Some fan forums read that the season definitely has to be stopped. Do you think there could be a permanent withdrawal from football? That we will land again in the 80s? There were 15,000, 18,000 people in the stadium.
I am divided. There are many people who accept professional football as it has developed. We love football, somehow. He has grown dear to us. Of course, you try to do everything you can to make it the way it may have been. I regularly speak to people who say: man, we want to take care of our home club again. They go down to the district league and eat their sausages there, and it is cozy there and there is no stress, and that is football in its purest form – as we knew it as children or as we knew it from those who used to be in it played in a small club.
However, the reality is simply that football is the number one sport in the world, and I cannot imagine that it will no longer exist in this way. But of course it would be nice if you could turn the adjusting screws a bit.
Where would the screws be?
These sums would have to be reduced. And the clubs that are ultimately responsible for the whole system would have to change their concept fundamentally. You would have to build up reserves. That may be what the crisis could entail. They should say to themselves: man, we lived from hand to mouth. They have had insane sums of money, and in the best case a club has not only invested in legs, but occasionally also in stones.
But that does not generate a return, Mr. von Thurn and Taxis.
Yes, there is no return. Yes. You are right there. I don’t know about you, but it makes me speechless to say: Okay, we’ll continue to play with eight to ten clubs. The others live from hand to mouth. How do you see that?
Yes, they do because they are forced to keep up. And this scenario is really threatening.
The scenario threatens. I don’t want to speak of the third division or even lower classes. It is clear: there will be a number of clubs that cannot live on for months. That’s why we now come to the ghost games. I can understand very well that one says: We have to end the season somehow under all circumstances, and in order to make ends meet, we need ghost games. The different scenarios that you design – tournament mode and so on – are basically absurd. But it shows how urgent it is to keep things going.
I think there are many starting points for criticism as far as the football business is concerned. Many say the players are overwhelmed. There are far too many games. And there is too much money. And many viewers are deeply frustrated. Ultimately, if you weren’t very knowledgeable, you could say it’s apocalyptic. It is ruining, as you just said. On the other hand, I don’t want to imagine that. Because soccer is so strong and because there are so many people who love soccer in a mysterious way, so I think that maybe, in a different form – but I can’t offer you a solution – , will go on. However, a point has been reached at which one really says: Yes, well, uh … It is high time that we started to think about how we will do this in the future.
Perplexity is a good opportunity to change your mind.
Yes! I believe that very well. However, if you hear the soccer bosses talking at the moment – they come along like the politicians. They are all in a crisis tunnel. It’s about survival. Out of necessity, you have to consider how to redesign football. If you look at Infantino (FIFA President, jW) sees – what else he wants! And then of course the question arises: Will Bayern Munich and Borussia Dortmund play in a superleague at some point? I think that will go in that direction. The background talks have been going on for a long time. Even if Rummenigge and Watzke (chief executive officer Bayern Munich and managing director Borussia Dortmund, jW) a little bit outside, I could imagine that we will have this super league in the foreseeable future.

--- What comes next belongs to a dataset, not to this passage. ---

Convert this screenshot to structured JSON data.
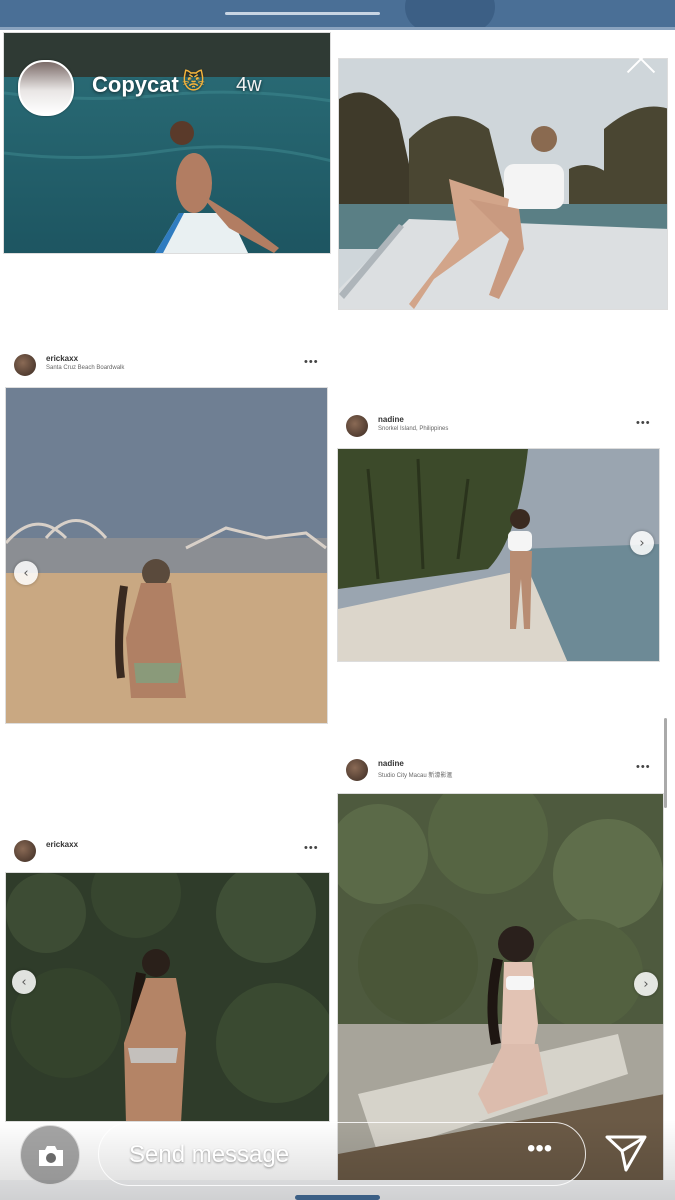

That would be monopoly football.
Then the football would be finally removed from any traction. But that will also somehow continue. That is relatively difficult to imagine, but we have ridden ourselves into this situation with these sums. And I tell you very frankly: In the end, the television industry has to take responsibility for this. I have it with me Sky noticed. I was at the 1971 Bavarian radio started, and at that time the ARD Complicated negotiations with Wilhelm Neudecker, the president of FC Bayern, about whether you could broadcast a European Cup game for 200,000 Deutschmarks. And I saw how all the sums went up as a result. Even then we asked ourselves: How is that going to continue? And now (laughs) we are where we are.
But you see, Mr. Roth: In the end, football can only be tamed by a virus.